I joined the local Unitarian Universalist church because I need to be part of a community, and it’s the only church in town where atheists are welcome. But at the moment, it appears one sort of orthodoxy (the theistic sort) is being supplanted by another sort that is just as toxic, or possibly even more toxic. The new orthodoxy, as represented by the Unitarian Universalist Ministers’ Association, seems to be that the use of reason is to be denigrated; that we’re to be guided henceforth by raw emotion. The expression of emotion is, ipso facto, valid, and must not be questioned.
Also, your emotions had better be the correct ones.
The danger here should be obvious to anybody over the age of twelve. If one bunch of Unitarians embraces one set of emotions as true and important, while another bunch embraces a different set, how the holy fuck are we supposed to sort out who’s right and who needs to learn better, if we can’t use logic or reason?
When logic and reason are gone, what’s left is force.

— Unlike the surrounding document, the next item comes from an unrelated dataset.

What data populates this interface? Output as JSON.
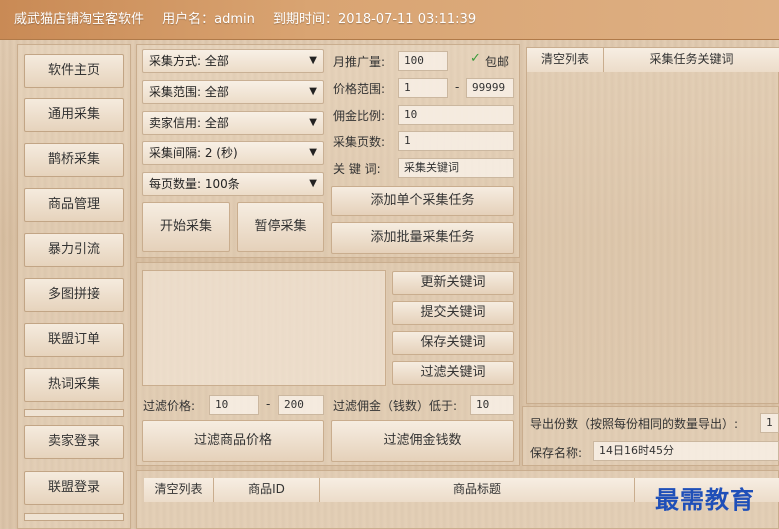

Browbeating. Mob rule. When the mob is shaming you and you’re not allowed to defend yourself by an appeal to reason, you’re pretty much screwed.
Todd Eklof is being shamed for using reason. Shamed by his fellow ministers. And there’s no appeal from the court of unreason. All verdicts are final.
I don’t want to belong to a church that rejects reason. If that’s the consensus of Unitarian Universalism today, I’m tempted to say, “The hell with it. I’m outta here.” On the other hand, there’s this thing in the Sunday services about how each person is worthy and sacred. So … am I not worthy? Am I not sacred? Maybe I should just stick around and be stubbornly reasonable. What are they gonna do — kick me out for being annoyingly intelligent?